Aer Gerichlsturm. (^4^ verb°,e.)

Kriminal - Erzählung von L. Grothe.

(Fortsetzung.)

Ich nahm die Laterne und stieg die um den engen Hof sich win­denden Steintreppen hinan. An einem hier befindlichen kleinen Fenster blieb ich einen Moment stehen und blickte hinab zu dem Fenster der von Theodor bewohnten, im Souterrain gelegenen Zelle. Diese war finster. Die über den Ämtslokalen gelegene Etage, in welcher sich die acht Zellen für leichte Hast befanden die sogenannten oberen Zellen waren nach oben und nach unten mit eisernen Gitterthüren abgeschlossen, zu denen ich den Schlüssel bei mir führte.

Hier war alles still. Noch eine Treppe von etwa 30 niedrigen Stufen, und ich befand mich in meiner hohen Wohnung.
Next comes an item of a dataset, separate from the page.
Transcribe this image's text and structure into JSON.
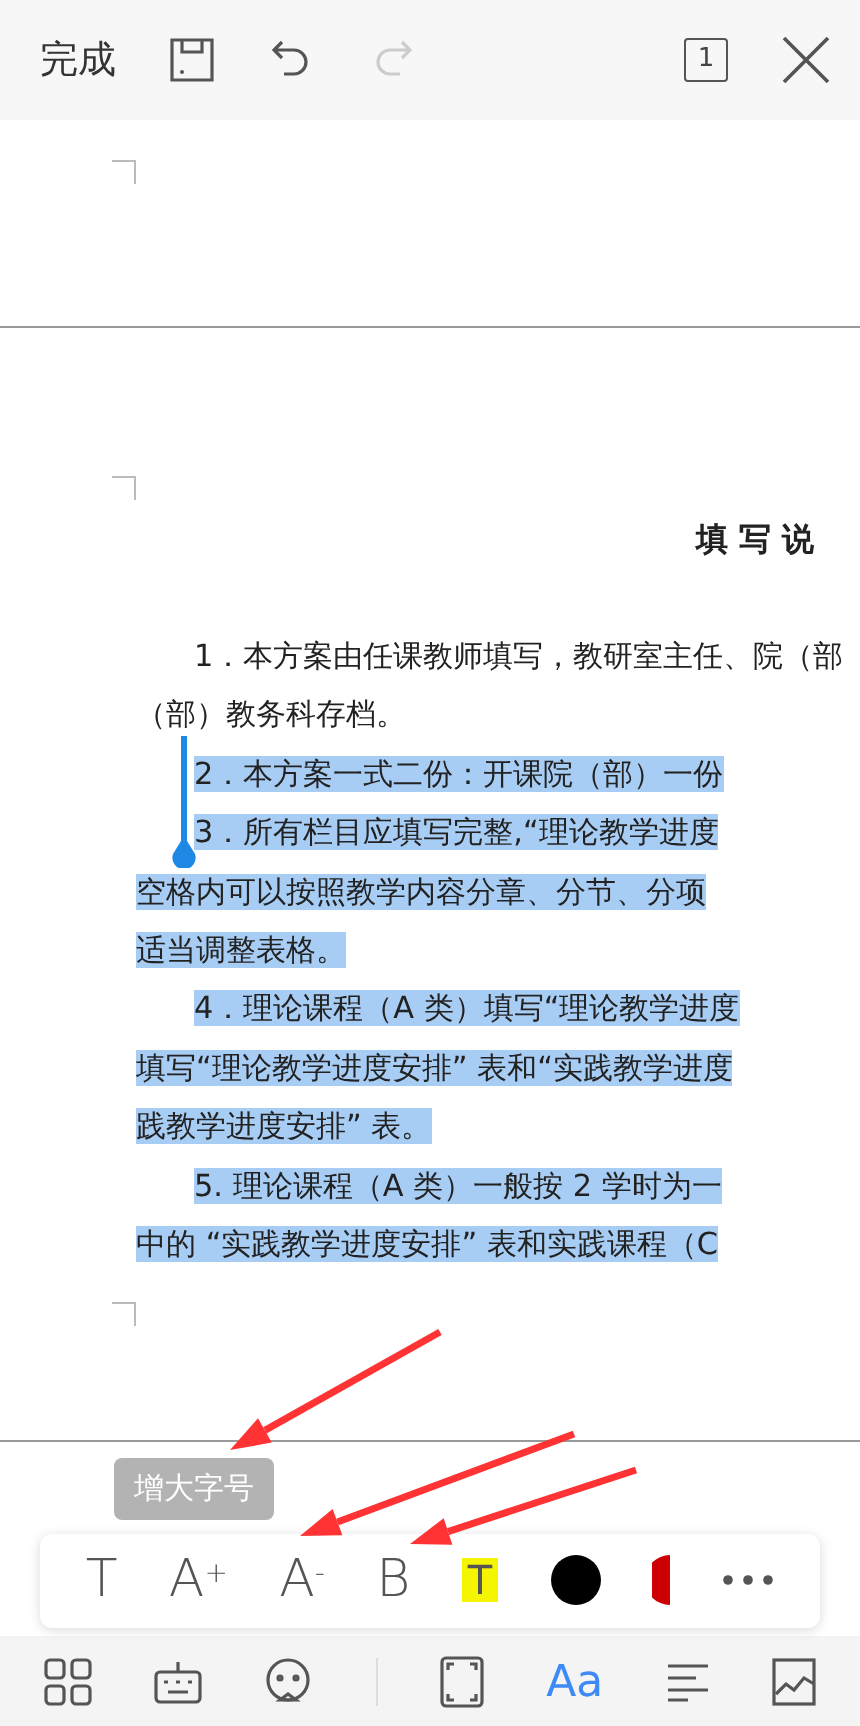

Der Onkel hatte wahr gesprochen; eine schauerliche Musik aus allen Tonarten empfing mich hier oben. Das Heulen des Windes er­tönte wie das von tausend zur Hölle Verdammten; die schweren Wetter­vorhänge draußen an den hohen Fenstern schlugen die gewaltigen Flügel gegen die klirrenden Glasscheiben; die verrosteten eisernen Windfahnen auf den Dachspitzen kreischten wie vierhundert Besessene; und der Regen trommelte auf den Zinkplatten des Daches, als übten sich fünfzig Tam­bours im Wirbelschlagen. Es war, als wenn das wilde Heer das alte Gebäude umtobte.

Das focht mich indes nicht an. Ich fühlte mich noch zu wach, um ans Schlafen zu denken. Daher vertauschte ich meine nasse Klei­dung mit der bequemen Haustracht und begab mich in mein Arbeits­zimmer. Hier hatte die wackere Frau Melzer, meine Anwesenheit schon kennend, alles Nötige für ein Stündchen behaglichen Aufenthaltes her­gerichtet.
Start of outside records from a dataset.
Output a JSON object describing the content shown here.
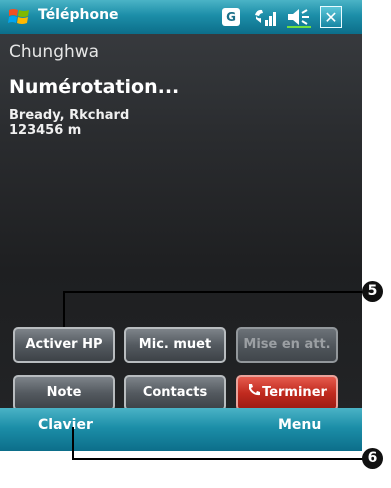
{
  "titlebar": {
    "title": "Téléphone",
    "network_indicator": "G",
    "icons": [
      "windows-start-icon",
      "signal-icon",
      "volume-icon",
      "close-icon"
    ],
    "close_label": "✕"
  },
  "call": {
    "carrier": "Chunghwa",
    "status": "Numérotation...",
    "contact_name": "Bready, Rkchard",
    "contact_number": "123456 m"
  },
  "buttons": {
    "speaker": "Activer HP",
    "mute": "Mic. muet",
    "hold": "Mise en att.",
    "note": "Note",
    "contacts": "Contacts",
    "end": "Terminer"
  },
  "softkeys": {
    "left": "Clavier",
    "right": "Menu"
  },
  "callouts": {
    "buttons_marker": "5",
    "keypad_marker": "6"
  },
  "colors": {
    "bar_top": "#4ab3c6",
    "bar_bottom": "#0c6e8a",
    "end_call_red": "#c12b1f",
    "background": "#232527"
  }
}
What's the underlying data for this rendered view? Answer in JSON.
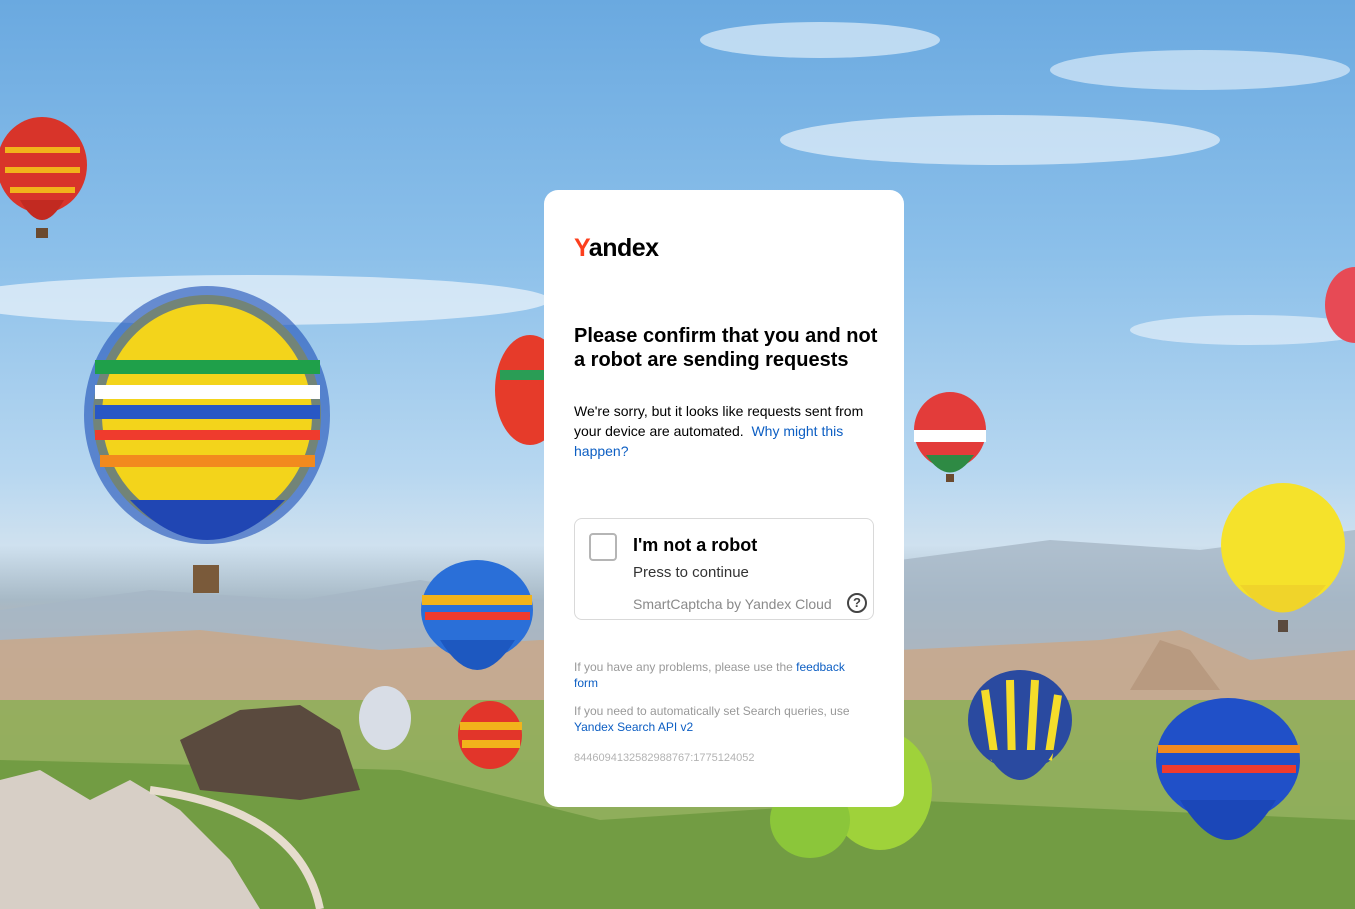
{
  "logo": {
    "first_letter": "Y",
    "rest": "andex"
  },
  "title": "Please confirm that you and not a robot are sending requests",
  "description": {
    "text": "We're sorry, but it looks like requests sent from your device are automated.",
    "link_label": "Why might this happen?"
  },
  "captcha": {
    "title": "I'm not a robot",
    "subtitle": "Press to continue",
    "brand": "SmartCaptcha by Yandex Cloud",
    "help_glyph": "?",
    "checked": false
  },
  "footer": {
    "problems_text": "If you have any problems, please use the",
    "problems_link": "feedback form",
    "api_text": "If you need to automatically set Search queries, use",
    "api_link": "Yandex Search API v2",
    "request_id": "8446094132582988767:1775124052"
  },
  "colors": {
    "brand_red": "#fc3f1d",
    "link": "#0c5ec3",
    "muted": "#999999"
  }
}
Im Kamin ich hatte solche aus früherer Zeit hier oben vor­gefunden und sie aus Vorliebe für das Behagliche gelassen lagen neben einem für die ganze Nacht ausreichenden Vorräte die ausgetrockneten Holzscheite regelrecht aufgeschichtet und ich bedurfte nur eines Zündhölz­chens, um sie in Brand zu setzen.
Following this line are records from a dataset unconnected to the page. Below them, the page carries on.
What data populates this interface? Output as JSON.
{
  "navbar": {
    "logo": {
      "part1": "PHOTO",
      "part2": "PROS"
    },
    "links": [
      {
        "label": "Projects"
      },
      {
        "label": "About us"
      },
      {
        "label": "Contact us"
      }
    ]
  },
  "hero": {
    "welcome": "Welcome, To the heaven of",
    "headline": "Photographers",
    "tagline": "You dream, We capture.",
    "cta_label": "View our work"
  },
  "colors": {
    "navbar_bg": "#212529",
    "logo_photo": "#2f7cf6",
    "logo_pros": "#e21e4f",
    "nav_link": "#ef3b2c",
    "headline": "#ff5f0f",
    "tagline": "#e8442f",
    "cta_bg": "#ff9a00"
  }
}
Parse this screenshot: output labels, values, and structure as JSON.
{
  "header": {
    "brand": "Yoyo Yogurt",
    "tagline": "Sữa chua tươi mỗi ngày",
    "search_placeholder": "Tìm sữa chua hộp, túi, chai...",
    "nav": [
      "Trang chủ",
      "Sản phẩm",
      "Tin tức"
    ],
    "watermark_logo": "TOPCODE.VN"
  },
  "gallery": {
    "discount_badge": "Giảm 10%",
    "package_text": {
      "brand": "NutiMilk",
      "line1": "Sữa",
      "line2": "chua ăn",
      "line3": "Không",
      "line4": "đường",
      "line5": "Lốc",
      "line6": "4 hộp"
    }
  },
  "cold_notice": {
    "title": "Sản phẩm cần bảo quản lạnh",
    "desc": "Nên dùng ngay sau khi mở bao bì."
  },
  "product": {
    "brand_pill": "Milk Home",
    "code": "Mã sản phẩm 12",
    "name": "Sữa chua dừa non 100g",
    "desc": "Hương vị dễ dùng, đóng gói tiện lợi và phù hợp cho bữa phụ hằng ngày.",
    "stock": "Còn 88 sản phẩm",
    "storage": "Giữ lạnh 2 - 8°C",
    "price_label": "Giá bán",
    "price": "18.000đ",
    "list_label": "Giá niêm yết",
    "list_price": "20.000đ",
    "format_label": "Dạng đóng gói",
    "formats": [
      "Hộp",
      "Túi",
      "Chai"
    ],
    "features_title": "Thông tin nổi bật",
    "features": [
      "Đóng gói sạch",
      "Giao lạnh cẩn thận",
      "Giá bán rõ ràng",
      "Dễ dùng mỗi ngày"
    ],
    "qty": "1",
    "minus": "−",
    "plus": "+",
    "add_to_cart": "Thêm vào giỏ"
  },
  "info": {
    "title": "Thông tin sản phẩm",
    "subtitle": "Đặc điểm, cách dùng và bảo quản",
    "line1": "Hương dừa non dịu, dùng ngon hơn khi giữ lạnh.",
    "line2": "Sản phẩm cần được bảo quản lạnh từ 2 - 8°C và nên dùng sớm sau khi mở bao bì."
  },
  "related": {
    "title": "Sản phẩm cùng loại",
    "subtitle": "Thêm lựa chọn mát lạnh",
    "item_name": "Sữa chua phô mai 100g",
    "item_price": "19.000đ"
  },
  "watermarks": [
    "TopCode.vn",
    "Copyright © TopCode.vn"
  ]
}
Ebenso geringe Mühe kostete mir das Anzünden der Lampe auf dem Arbeitstische. Daneben auf dem Tischchen mit der Marmorplatte glänzte die blanke Maschine zum Bereiten von heißem Wasser und die Ingredienzien, um nach Belieben eine Tasse Kaffee, Thee oder ein Glas Grogk brauen zu können, nebst dem erforderlichen, höchst sauberen Ge­schirr warteten meiner Wahl. Ich entschied mich für die Alternative, und bald gesellte sich das angenehme Singen der Maschine und das ebenso angenehme Knistern des im Kamine brennenden Feuers zu dem einförmigen Pendelschlag der Wanduhr und zu dem ungestüm nächtlichen Toben da draußen, während das milde Licht der Lampe sich eben nur über den Arbeitstisch verbreitete, die Flammen im Kamine aber in schnel­ler Abwechselung ihre grellen, beweglichen Streiflichter über die einfach gemusterte Wandtapete bis zum weißen, noch mit vergoldeten Stück­arbeiten gezierten Plafond, die Akten- und Bücher-Repositorien, mit den auf ihnen befindlichen Gypsbüften berühmter Juristen, die dunklen Fenster­scheiben und den braunen, den ganzen Fußboden bedeckenden Teppich warf.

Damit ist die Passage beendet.